Gerry hesitated. Vinny was, and always would be, a scammer. He didn’t want to be giving him any ideas, especially when it involved a case he was working on.

“It’s outside in the car,” Gerry said.

“Get it,” Vinny said.

“I can’t.”

“Why not?”

“The detectives working the case are in the car.”

“So what? I’m trying to help you bury Scalzo, aren’t I?”

Gerry’s food arrived. Three eggs sunny-side up, a gristly piece of ham, and a mound of hash fries swimming in bubbling grease. The cook hadn’t lost his touch.

“How can you help me bury Scalzo if you can’t identify these guys?” Gerry asked.

Vinny lit a cigarette off the one he was smoking. He blew another cloud at the girls at the next table and got them coughing. “Easy. I’ll find out who made the cap.”

26

I t doesn’t get any better than this,Karl Jasper thought.

Jasper stood at the rear of the crowd in Celebrity’s poker room, chewing an unlit cigar. The scene was absolutely beautiful. Skip DeMarco was beating the pants off the competition and the spectators were cheering his every move. The kid was going to be known in every home in America by the tournament’s end. Every home.

Jasper watched the action while trying to calculate how much money DeMarco would make in endorsements. He’d cut his teeth working for a Madison Avenue ad agency, and could not look at success without equating it with a dollar figure.

Only trying to figure out DeMarco’s worth was tricky. The kid was an overnight sensation, and advertisers tended to be wary of those. But DeMarco appealed to that all-important demographic—males eighteen to forty-nine—which meant he could endorse anything from condoms to cars, and be a hit.

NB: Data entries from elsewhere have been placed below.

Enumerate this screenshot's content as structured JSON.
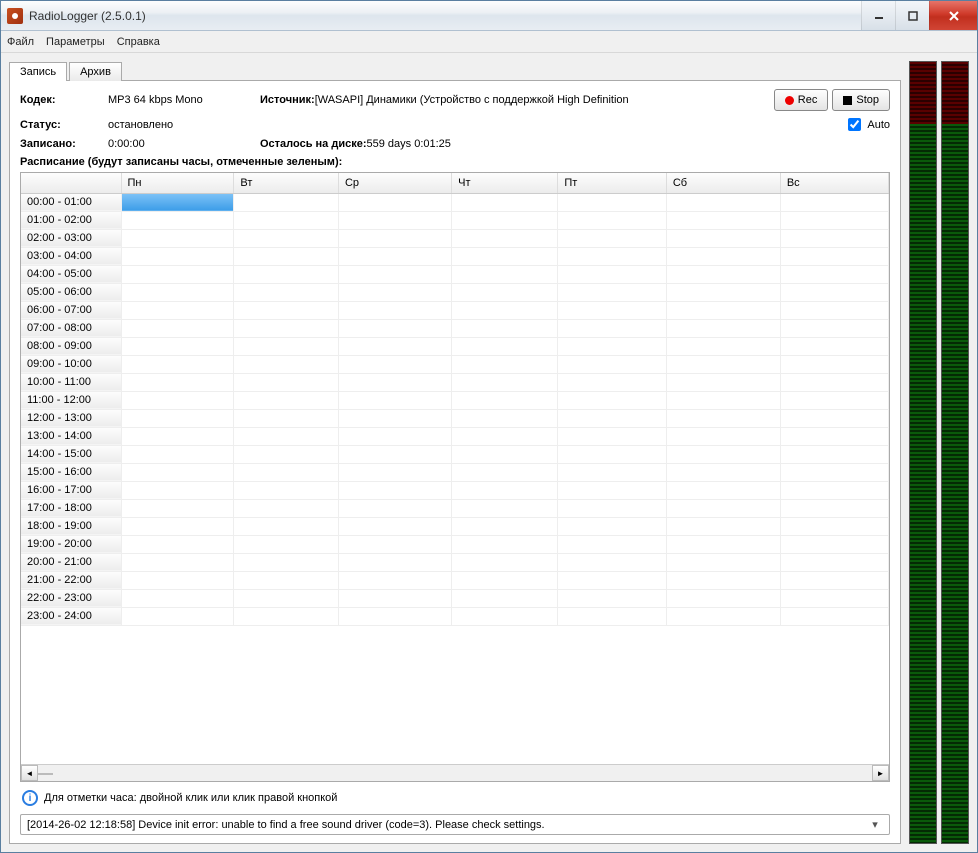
{
  "window": {
    "title": "RadioLogger (2.5.0.1)"
  },
  "menu": {
    "file": "Файл",
    "params": "Параметры",
    "help": "Справка"
  },
  "tabs": {
    "record": "Запись",
    "archive": "Архив"
  },
  "info": {
    "codec_label": "Кодек:",
    "codec_value": "MP3 64 kbps Mono",
    "source_label": "Источник:",
    "source_value": "[WASAPI] Динамики (Устройство с поддержкой High Definition",
    "status_label": "Статус:",
    "status_value": "остановлено",
    "recorded_label": "Записано:",
    "recorded_value": "0:00:00",
    "diskleft_label": "Осталось на диске:",
    "diskleft_value": "559 days 0:01:25"
  },
  "buttons": {
    "rec": "Rec",
    "stop": "Stop",
    "auto": "Auto"
  },
  "schedule": {
    "header": "Расписание (будут записаны часы, отмеченные зеленым):",
    "days": [
      "Пн",
      "Вт",
      "Ср",
      "Чт",
      "Пт",
      "Сб",
      "Вс"
    ],
    "hours": [
      "00:00 - 01:00",
      "01:00 - 02:00",
      "02:00 - 03:00",
      "03:00 - 04:00",
      "04:00 - 05:00",
      "05:00 - 06:00",
      "06:00 - 07:00",
      "07:00 - 08:00",
      "08:00 - 09:00",
      "09:00 - 10:00",
      "10:00 - 11:00",
      "11:00 - 12:00",
      "12:00 - 13:00",
      "13:00 - 14:00",
      "14:00 - 15:00",
      "15:00 - 16:00",
      "16:00 - 17:00",
      "17:00 - 18:00",
      "18:00 - 19:00",
      "19:00 - 20:00",
      "20:00 - 21:00",
      "21:00 - 22:00",
      "22:00 - 23:00",
      "23:00 - 24:00"
    ],
    "selected_row": 0,
    "selected_col": 0
  },
  "hint": "Для отметки часа: двойной клик или клик правой кнопкой",
  "log": "[2014-26-02 12:18:58]  Device init error: unable to find a free sound driver (code=3). Please check settings."
}
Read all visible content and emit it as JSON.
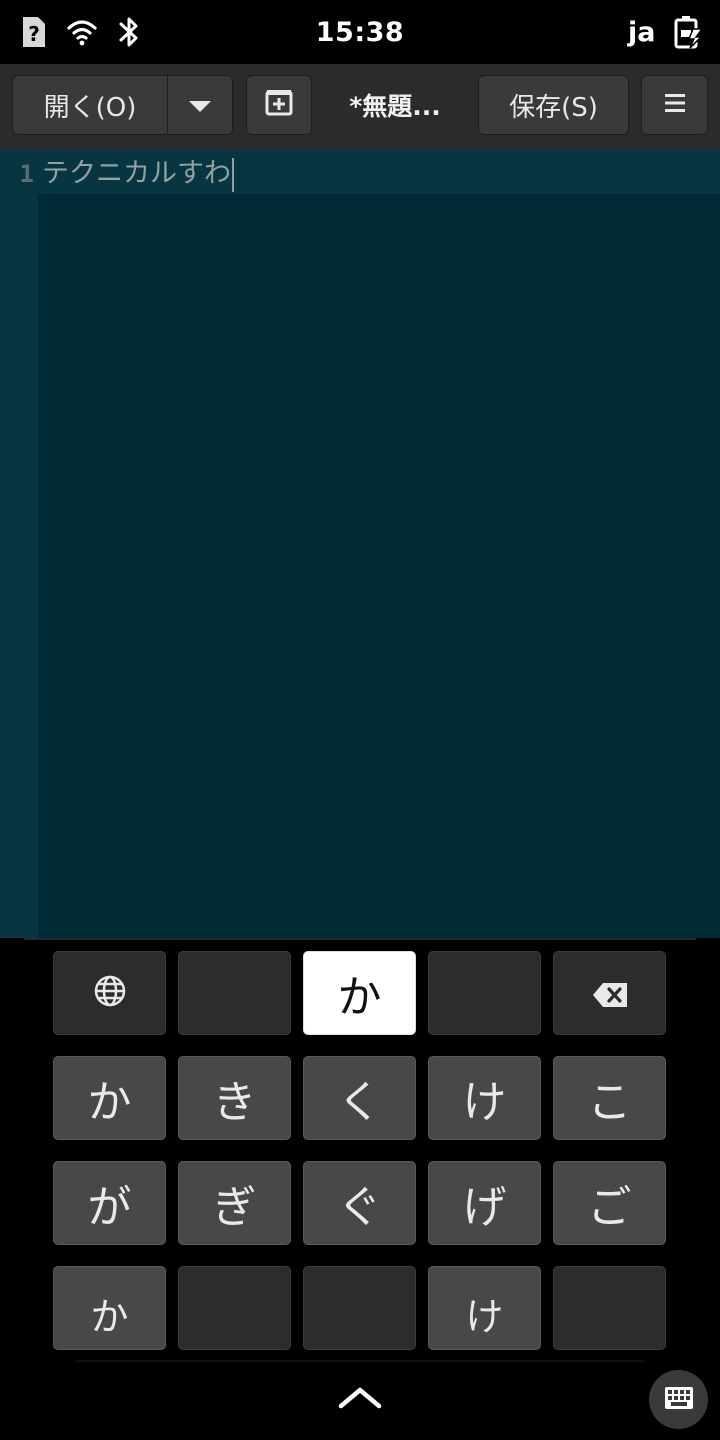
{
  "statusbar": {
    "time": "15:38",
    "lang": "ja",
    "icons": [
      "sim-unknown-icon",
      "wifi-icon",
      "bluetooth-icon",
      "battery-charging-icon"
    ]
  },
  "header": {
    "open_label": "開く(O)",
    "title": "*無題...",
    "save_label": "保存(S)",
    "icons": [
      "chevron-down-icon",
      "new-tab-icon",
      "hamburger-menu-icon"
    ]
  },
  "editor": {
    "line_numbers": [
      "1"
    ],
    "lines": [
      "テクニカルすわ"
    ]
  },
  "keyboard": {
    "rows": [
      [
        "globe-icon",
        "",
        "か",
        "",
        "backspace-icon"
      ],
      [
        "か",
        "き",
        "く",
        "け",
        "こ"
      ],
      [
        "が",
        "ぎ",
        "ぐ",
        "げ",
        "ご"
      ],
      [
        "か",
        "",
        "",
        "け",
        ""
      ]
    ],
    "popup_key": "か",
    "bottom_icons": [
      "chevron-up-icon",
      "keyboard-icon"
    ]
  },
  "colors": {
    "editor_bg": "#002b36",
    "current_line_bg": "#073642",
    "header_bg": "#2b2b2e",
    "key_bg": "#48484a"
  }
}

Finally Jasper hit on a number. Twenty million in endorsements the first year, not including any deals from Europe, and that was being conservative. He would have to talk to Scalzo about managing the kid.

The crowd had grown quiet, and Jasper stood on his tiptoes to watch. A monster pot was building, with three players in the hunt. Fred Rea, an amateur player from Vero Beach, Florida, “Skins” Turner, a seasoned pro from Houston, and DeMarco.

Rea was the short stack at the table with four million in chips. It sounded like a lot, only his opponents had more. By declaring himself “all in,” Rea was putting his tournament life at stake.

Skins called him, and shoved four million in chips into the pot as well.

DeMarco immediately called Rea and Skins. The kid had a special savoir faire that Jasper loved. The five community cards had already been dealt and were lying face up on the table. Each player was allowed to use his two cards plus the community cards to make the best possible hand.

Rea turned over his two cards. He had two pair, fours and sevens.

DeMarco turned over his cards. He also had two pair, kings and sevens. He’d beaten Rea, and the crowd broke into wild applause. Jasper clapped along with them.

When the applause died, Skins Turner cleared his throat. “Afraid I’ve got you beat, son.” Skins turned over his cards. He had three kings, or what gamblers called “a set.” He raked in the pot while laughing under his breath.

The crowd let out a collective groan, and so did Jasper. Even though he didn’t know how Scalzo’s scam worked, he knew that DeMarco couldn’t lose. Yet somehow, DeMarco hadlost. Jasper stared at the electronic leader board hanging over the feature table. DeMarco was now in third place.